В действительности, для этих имаго, а наша привилегия — видеть, как вырисовываются в повседневном нашем опыте и в полутьме символической действительности их завуалированные лики, — зеркальный образ является, кажется, порогом видимого мира, если мы полагаемся на расположение в зеркале, представляемое в галлюцинациях и во сне имаго собственного тела, идет ли речь о его индивидуальных чертах, пусть даже недугах, или его объектантных проекциях, или если мы замечаем роль зеркального аппарата в появлении дубля, в котором о себе заявляют психические, впрочем гетерогенные, реалии.

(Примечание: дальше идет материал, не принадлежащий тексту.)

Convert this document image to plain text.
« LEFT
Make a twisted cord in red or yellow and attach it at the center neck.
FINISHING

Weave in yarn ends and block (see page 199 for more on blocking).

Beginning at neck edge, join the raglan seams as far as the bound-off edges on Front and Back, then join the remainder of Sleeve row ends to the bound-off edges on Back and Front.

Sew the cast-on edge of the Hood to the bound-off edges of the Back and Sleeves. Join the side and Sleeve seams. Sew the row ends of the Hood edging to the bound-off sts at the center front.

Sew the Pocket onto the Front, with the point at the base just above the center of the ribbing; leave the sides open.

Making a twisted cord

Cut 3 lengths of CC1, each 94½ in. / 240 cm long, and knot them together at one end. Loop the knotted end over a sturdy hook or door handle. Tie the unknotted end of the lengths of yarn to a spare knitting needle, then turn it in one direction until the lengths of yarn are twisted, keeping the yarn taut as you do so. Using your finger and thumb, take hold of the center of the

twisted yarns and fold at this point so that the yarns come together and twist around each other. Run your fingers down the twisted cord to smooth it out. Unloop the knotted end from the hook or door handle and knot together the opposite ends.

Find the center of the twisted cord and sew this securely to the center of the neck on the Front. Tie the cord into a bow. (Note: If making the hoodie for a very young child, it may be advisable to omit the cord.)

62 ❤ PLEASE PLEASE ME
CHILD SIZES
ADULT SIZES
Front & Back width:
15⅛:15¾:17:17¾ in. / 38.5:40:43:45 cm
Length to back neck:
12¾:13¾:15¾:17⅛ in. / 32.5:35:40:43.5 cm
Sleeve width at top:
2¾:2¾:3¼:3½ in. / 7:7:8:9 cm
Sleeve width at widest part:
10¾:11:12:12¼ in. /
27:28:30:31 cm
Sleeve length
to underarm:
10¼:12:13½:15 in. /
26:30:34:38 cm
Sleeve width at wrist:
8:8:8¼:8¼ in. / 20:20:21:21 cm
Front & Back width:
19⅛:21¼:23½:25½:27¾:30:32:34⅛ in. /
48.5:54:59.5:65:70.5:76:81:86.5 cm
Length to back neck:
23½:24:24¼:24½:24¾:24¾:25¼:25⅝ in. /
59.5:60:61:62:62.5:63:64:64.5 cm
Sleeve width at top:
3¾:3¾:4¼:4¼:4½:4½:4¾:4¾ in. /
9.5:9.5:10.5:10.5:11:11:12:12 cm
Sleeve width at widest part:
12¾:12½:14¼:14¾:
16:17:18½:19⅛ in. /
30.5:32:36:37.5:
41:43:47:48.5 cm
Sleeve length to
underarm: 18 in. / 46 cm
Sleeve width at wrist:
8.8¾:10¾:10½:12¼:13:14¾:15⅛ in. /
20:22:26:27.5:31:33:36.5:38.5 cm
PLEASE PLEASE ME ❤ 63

Что гештальт способен на формообразующие действия на организм, засвидетельствовано биологическим экспериментом, самим по себе столь чуждым идее психической причинности, что ему никак не решиться сформулировать ее как таковую. Он все же признает, что вызревание гонады у голубки в качестве необходимого условия требует взгляда на ей подобную особь вне зависимости от пола оной, ~ и столь достаточного, что искомое воздействие на индивидуума достигается простым помещением его в поле отражения зеркала. Так же переход в потомстве саранчи одиночной формы к экземплярам формы стадной достигается путем того, что индивидуум подвергается на некоторой стадии исключительно визуальному воздействию подобного образа, если только он оживляется движениями, не слишком отличными по стилю от движений его вида. Факты, вписывающиеся в разряд гомеоморфной идентификации, которую мог бы охватить вопрос о смысле красоты как формативной и как эрогенной.
Но представленные как случаи гетероморфной идентификации случаи миметизма интересуют нас здесь лишь поскольку они ставят проблему значения пространства для живого организма, — поскольку психологические концепции кажутся не более неподходящими, чтобы пролить на это некоторый свет, чем забавные усилия, предпринимавшиеся для того, чтобы свести их к так называемому основному закону адаптации. Напомним только молнии, которые заставила засверкать мысль (тогда молодая, свежепорвавшая с социологической епархией, где она была сформирована) Роже Кайуа, когда под термином легендарная психастения он включает морфологический миметизм в одержимость пространством в его дереализующем действии.
Мы сами вскрыли в социальной диалектике, структурирующей как параноическое человеческой сознание, причину, которая делает его более автономным, нежели сознание животного, от поля сил желания, но также и детерминирует его в той «малости реальности», которую отвергает сюрреалистическая неудовлетворенность. И эти размышления побуждают нас признать в манифистируемом стадией зеркала присвоении пространства действие на человека, преманентное даже этой диалектике, органической недостаточности его природной реальности, если мы действительно придаем какой-то смысл термину природа.
Функция стадии зеркала оказывается для нас отныне частным случаем функции имаго, каковая — установить отношение организма с его реальностью, или, как говорят, Innenwelt'a с Umwelt'oм[4].
Но это отношение с природой искажено у человека неким рассыханием организма в своих недрах, первичным Раздором, знаки которого обнаруживают болезни и отсутствие моторной координации послеродовых месяцев. Объективное понимание анатомической незавершенности пирамидальной системы, как и гуморально-гистерезисного последействия материнского организма, подтверждает этот взгляд, который мы формулируем как данные истинной специфической родовой преждевременности у человека.
Отметим по ходу дела, что как таковые эти данные признаются эмбриологами под термином фетализация, чтобы определить превосходство так называемых высших аппаратов центральной нервной системы, и, особенно, коры головного мозга, которую психохирургическое вмешательство приводит нас к мысли представлять себе как внутриорганическое зеркало.
Это развитие переживается как временная диалектика, решительно проецирующая формирование индивидуума на историю: стадия зеркала есть драма, внутренний посыл которой стремительно развивается от недостаточности к опережению — и которая для субъекта, пойманного на наживку пространственной идентификации, измышляет фантазмы, постепенно переходящие от раздробленного образа тела к форме, каковую мы назовем ортопедической для его целостности, — и, наконец, к водруженным на себя доспехам некой отчуждающей идентичности, которая отметит своей жесткой структурой все его умственное развитие. Так разрыв круга от Innewelt'a к Umwelt'y порождает неразрешимую квадратуру инвентаризации эго.